Created on 07-19-2016 08:40 PM - edited 09-16-2022 03:30 AM
Hi,
I am working on a RFP and looking for an answer to:
Ability to recalculate and alert when there are changes to historical data within a time period within your solution:
What I don't understand is we cannot modify the data in HDFS. Its immutable. So the change of historical data, does that applies?
Any help is highly appreciated.
Thanks,
Sujitha
Created 07-20-2016 02:44 AM
@sujitha sanku Here are some thought. Your right data in HDFS is immutable; however, with hive acid and phoenix/hbase you are able to update data. There are internal workings without those products which allow to update data. However at the core data exist in hdfs is not truly updated. It gives the perception. Hence why there is such thing as major/minor compaction. Not going to go into too much detail on that. So if data is updated in hbase, you can use NiFi to detect when a record is changed and based on that create a alert. As for hive/acid I am not aware of similar functionality. However products at attunity have functionality for CDC on hadoop. I would reach out to them. if that is not possible them you can build functionality to do some change tracking. It would be a custom solution. again that is for hive.

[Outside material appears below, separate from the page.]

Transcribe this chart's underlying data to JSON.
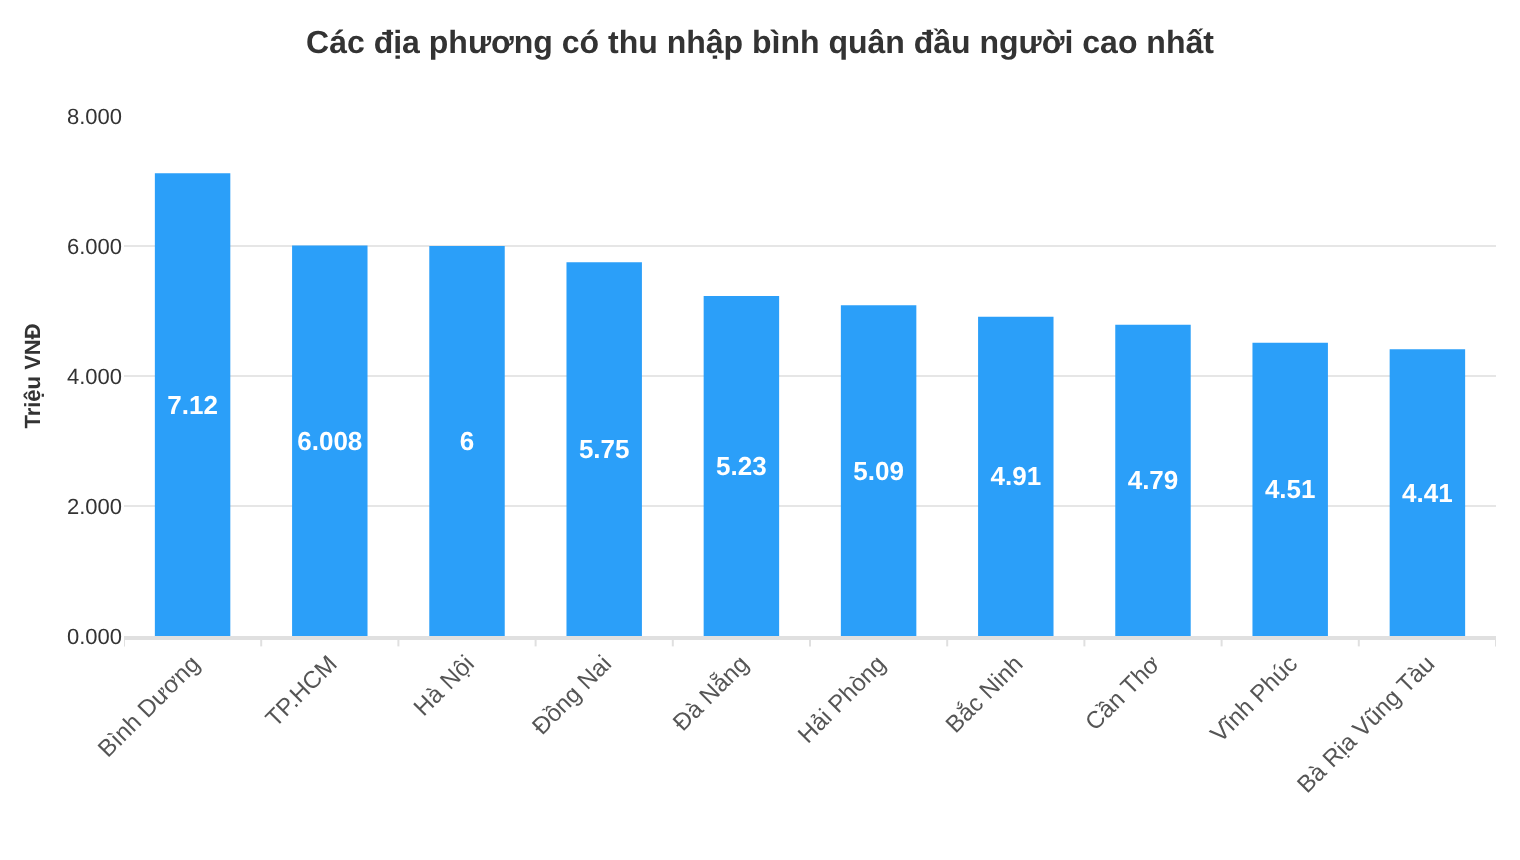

Created 07-20-2016 02:44 AM
@sujitha sanku Here are some thought. Your right data in HDFS is immutable; however, with hive acid and phoenix/hbase you are able to update data. There are internal workings without those products which allow to update data. However at the core data exist in hdfs is not truly updated. It gives the perception. Hence why there is such thing as major/minor compaction. Not going to go into too much detail on that. So if data is updated in hbase, you can use NiFi to detect when a record is changed and based on that create a alert. As for hive/acid I am not aware of similar functionality. However products at attunity have functionality for CDC on hadoop. I would reach out to them. if that is not possible them you can build functionality to do some change tracking. It would be a custom solution. again that is for hive.